A texture switch means that some or all of the current pipeline may have to be flushed before it can take effect, and it may or may not involve moving the texture data across from main RAM into vRam. Vertex transforms on the other hand are great for paralisation and pipelining so a relativly speaking much faster.

I'd go with option D - create big(ish) textures (say, 256x256) and pack multiple smaller sprites within them.
Since you are doing a 2D game, you probably don't need mipmapping. Look at the ARB_texture_rectangle extension.

RECT textures allow non-power of two support on a wide variety of hardware. RECT textures have their own set of problems (no mipmapping, limited clamping support, etc), but in the case of a 2D app, those probably will not bite you.
Hey,

As far as I know, the most efficient solution to this problem is to make square textures [that are large, probably 512x512 or even 1024x1024] which contain all the stuff that you're planning on rendering, and then rendering the subsections that you're needing.

On a lot of graphics cards, texture changes are really slow [comparatively] [almost irrespective to size, unless you need to load the actual data onto graphics memory] methinks, so 2-3 1024x1024 texture changes should be faster than 20 32x32 texture changes [though I haven't actually tested this, someone care to confirm/debunk?], though I know that packing 4 256x256 textures onto a 512x512 texture was faster in my case.

Just some food for thought, I'd go with A, but put multiple textures onto the image.

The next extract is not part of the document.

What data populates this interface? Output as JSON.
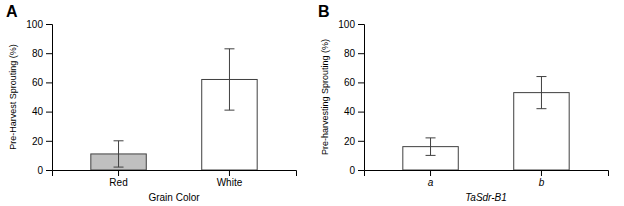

I also have tried the straight A, and at most you're going to waste just under 3/4 of the texture, but you'd have to be pretty foolish to make all of your assets 65x65 or 129x65, so the practical wastage [particularly if you design your assets around powers of two unless otherwise impossible] is much less than that - probably in the vicinity of ~10% when I was working with that stuff...

--CJM
yes, swapping texture is one of the slowest operations/state changes that a GPU can perform (topped only by switching shaders), as such keeping the number of texture binds as low as you can is the best plan in any situation.